1st『Jazz Funk』を発表し、全英28位を記録する。しかし、レコード会社から「もっとポップなものを」と要求され、またしてもバンドは休止する。その後、ポールはフィンランドへ移住。だんだんとインコグニートの存在も忘れられて行く…。
ところが約10年後、グループは息を吹きかえす。ロンドンでクラブDJをしていたジャイルス・ピーターソン(Gilles Peterson)が“トーキン・ラウド(Talkin' Loud)”なるレーベルを立ち上げるのだ。インコグニートのファンであった彼は、第1号アーティストとして迎え、2nd『Inside Life』をリリース。「Always There」が大ヒット(UKチャート6位)する。続く3rd『Tribes,Vibes and Scribes』からは、スティービーのカヴァー「Don't You Worry 'bout A Thing」、4th『Positivity』からは「still A Friend Of Mine」が立て続けにヒット。確固たる地位を築き上げる。

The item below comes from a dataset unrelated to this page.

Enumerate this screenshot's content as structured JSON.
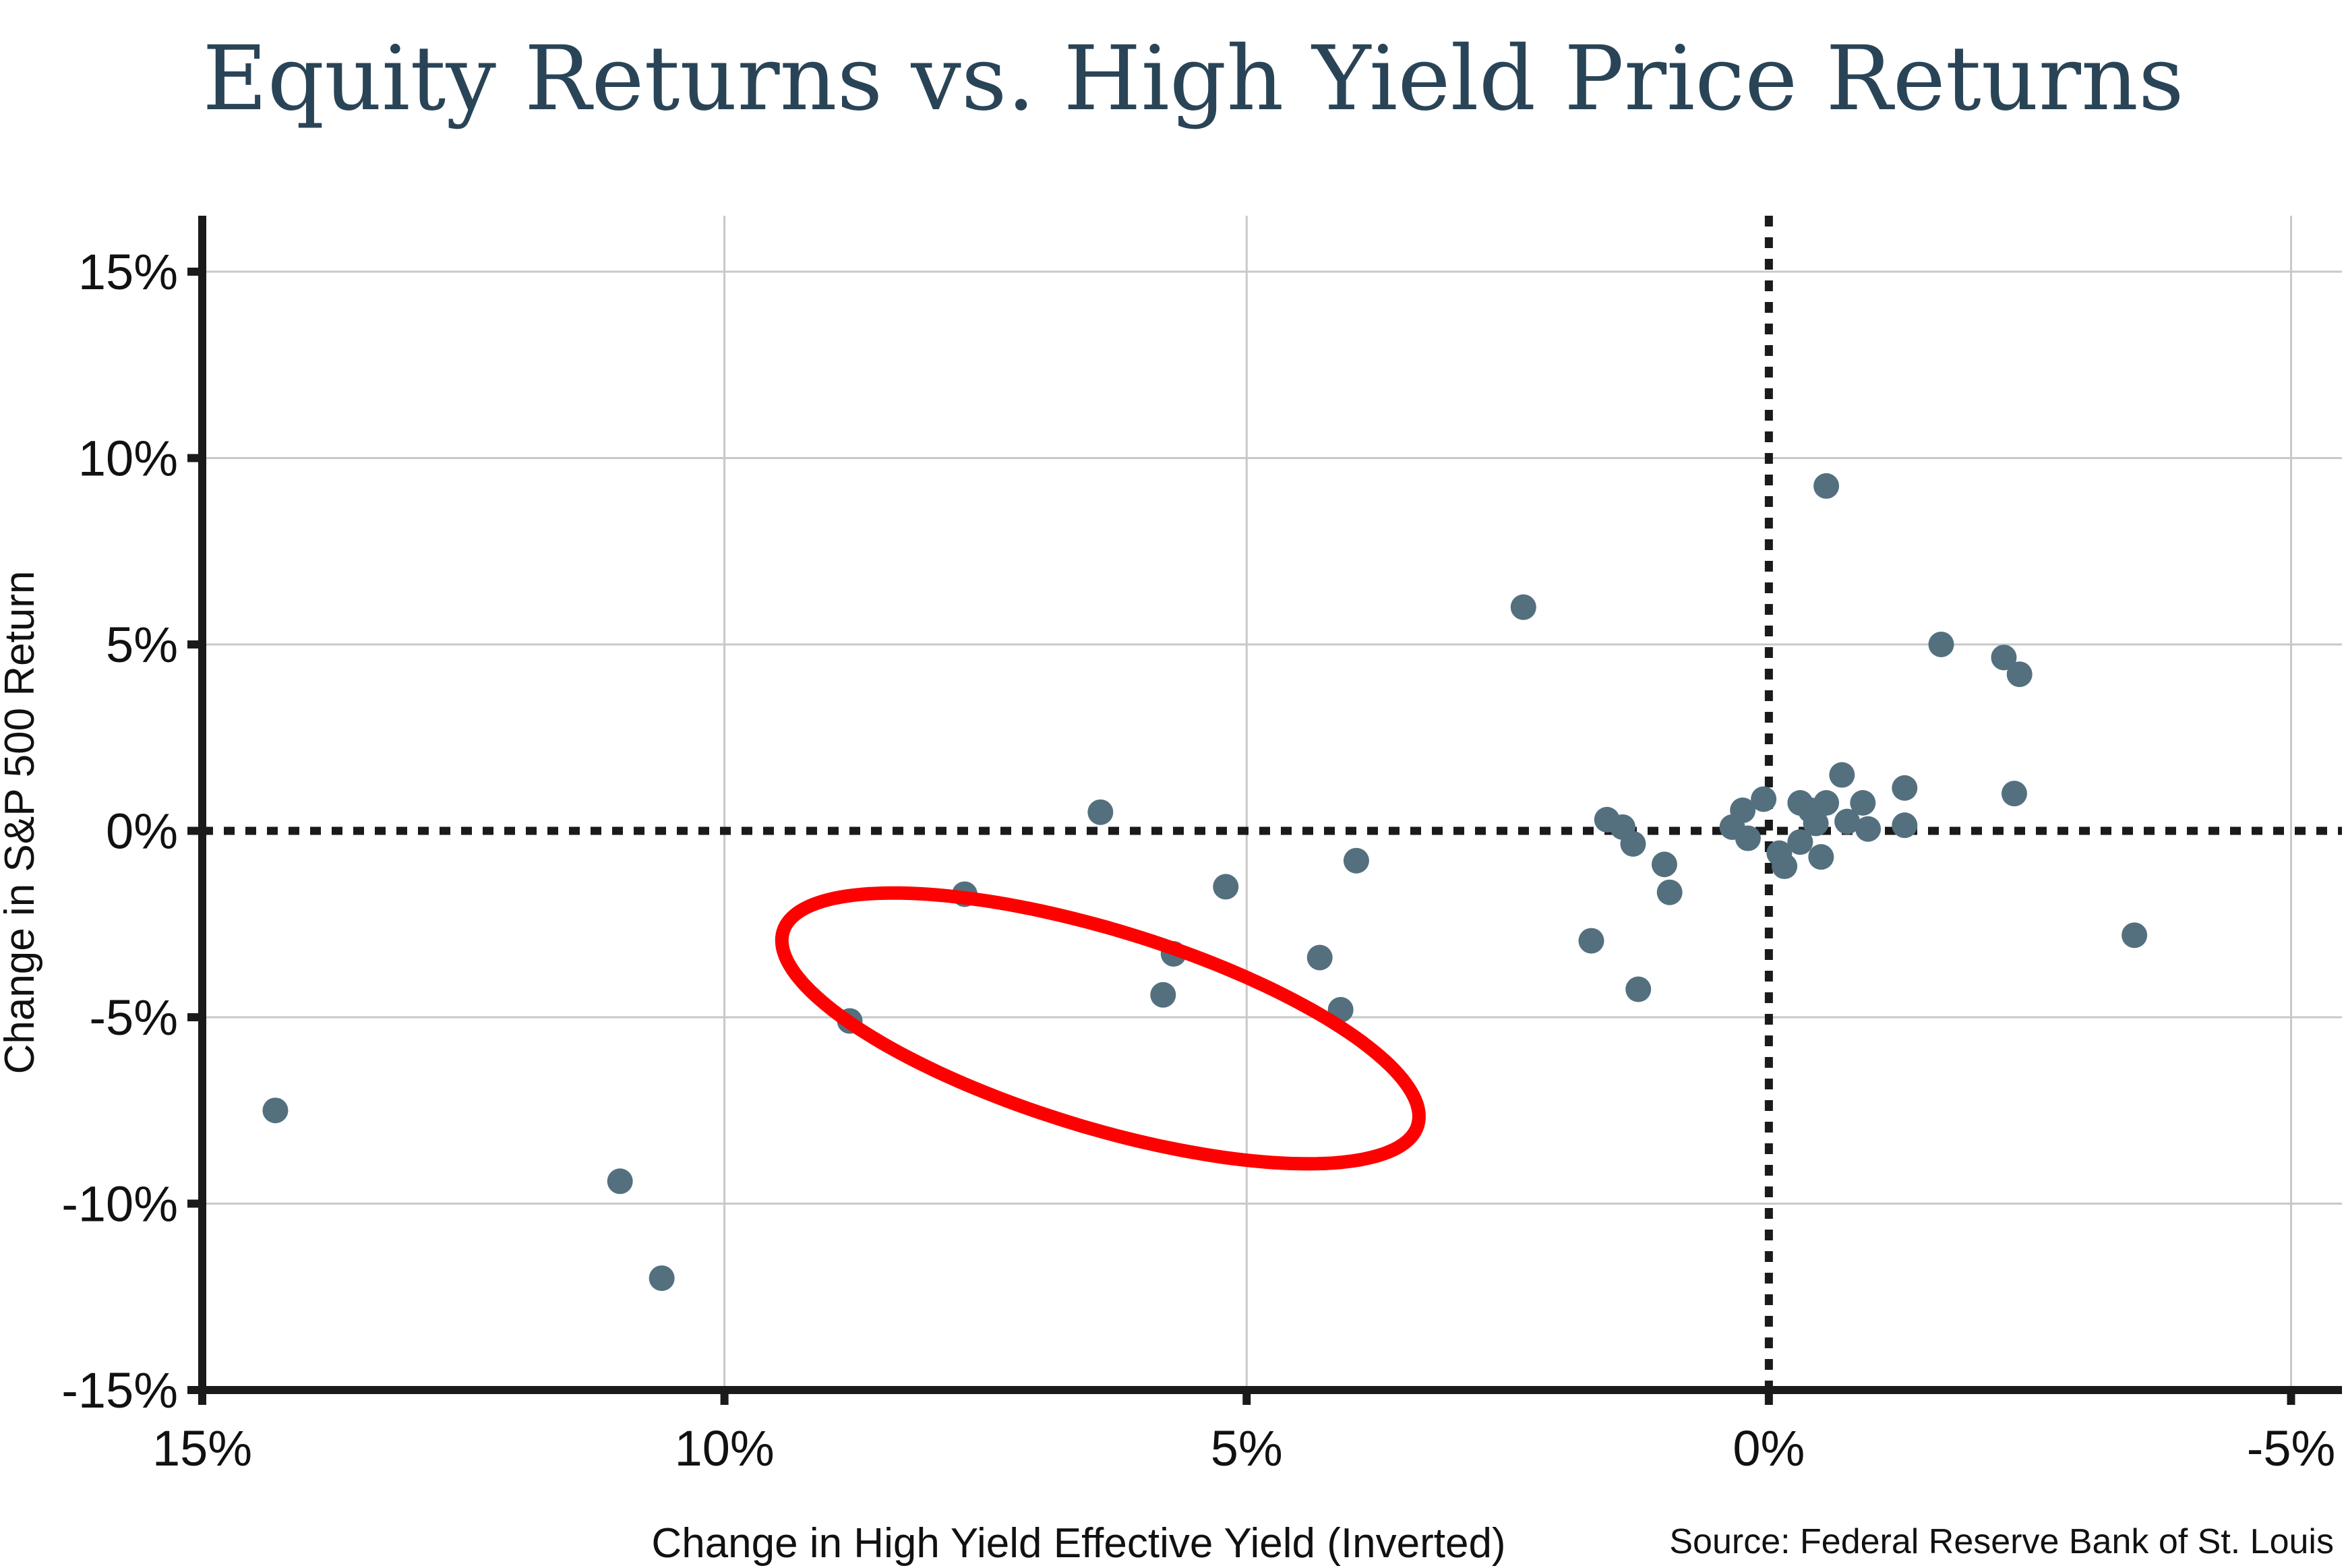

95年の5th『100°and Rising』には、3rdから参加していたヴォーカリストのメイザ・リーク(Maysa Leak)は不参加だったが、ヴォーカル・オリエンテッドな作品を仕上げる。6th『Beneath The Surface』ではメイザがカムバックし、さらに深いヴォーカルを楽しめる。99年の7th『No Time Like The Future』では、ディアンジェロ(D’Angelo)のライヴに影響されたブルーイが、出来上がり寸前だった作品を一から作り直し、生音のグルーヴにこだわった。
21世紀に入っても活動は活発で、まずは初期ジャズ・ファンクを彷彿とさせる8th『Life,Stranger Than Fiction』、多彩なボーカリストを迎えた9th、『Who Needs Love』三度カムバックしたメイザのヴォーカルが炸裂する10th『Adventures In Black Sunshine』と様々な角度からの作品を届けてくれる。
05年には11th『Eleven』を発表。メイザの他に、イマーニ(Imaani Saleem)も迎えてさらにパワーアップした姿を見せてくれた。以降さまざまなアーティストたちと共演。今日までコンスタントに作品を出し続け、2014年現在では16th『Amplified Soul』 が最新作となる。
ちなみにインコグニートとは別にソロ作を発表したり、多数のプロデュースをこなしたりと、ミュージシャンの中でも多忙な人であるブルーイ。そのような中、初期から頻繁に来日。東名阪のほかに、福岡にも足を延ばしてくれることが嬉しく思う。ライブ会場にも一般席から入ってきたりと、非常に親しみやすい人柄を覗かせるのであった。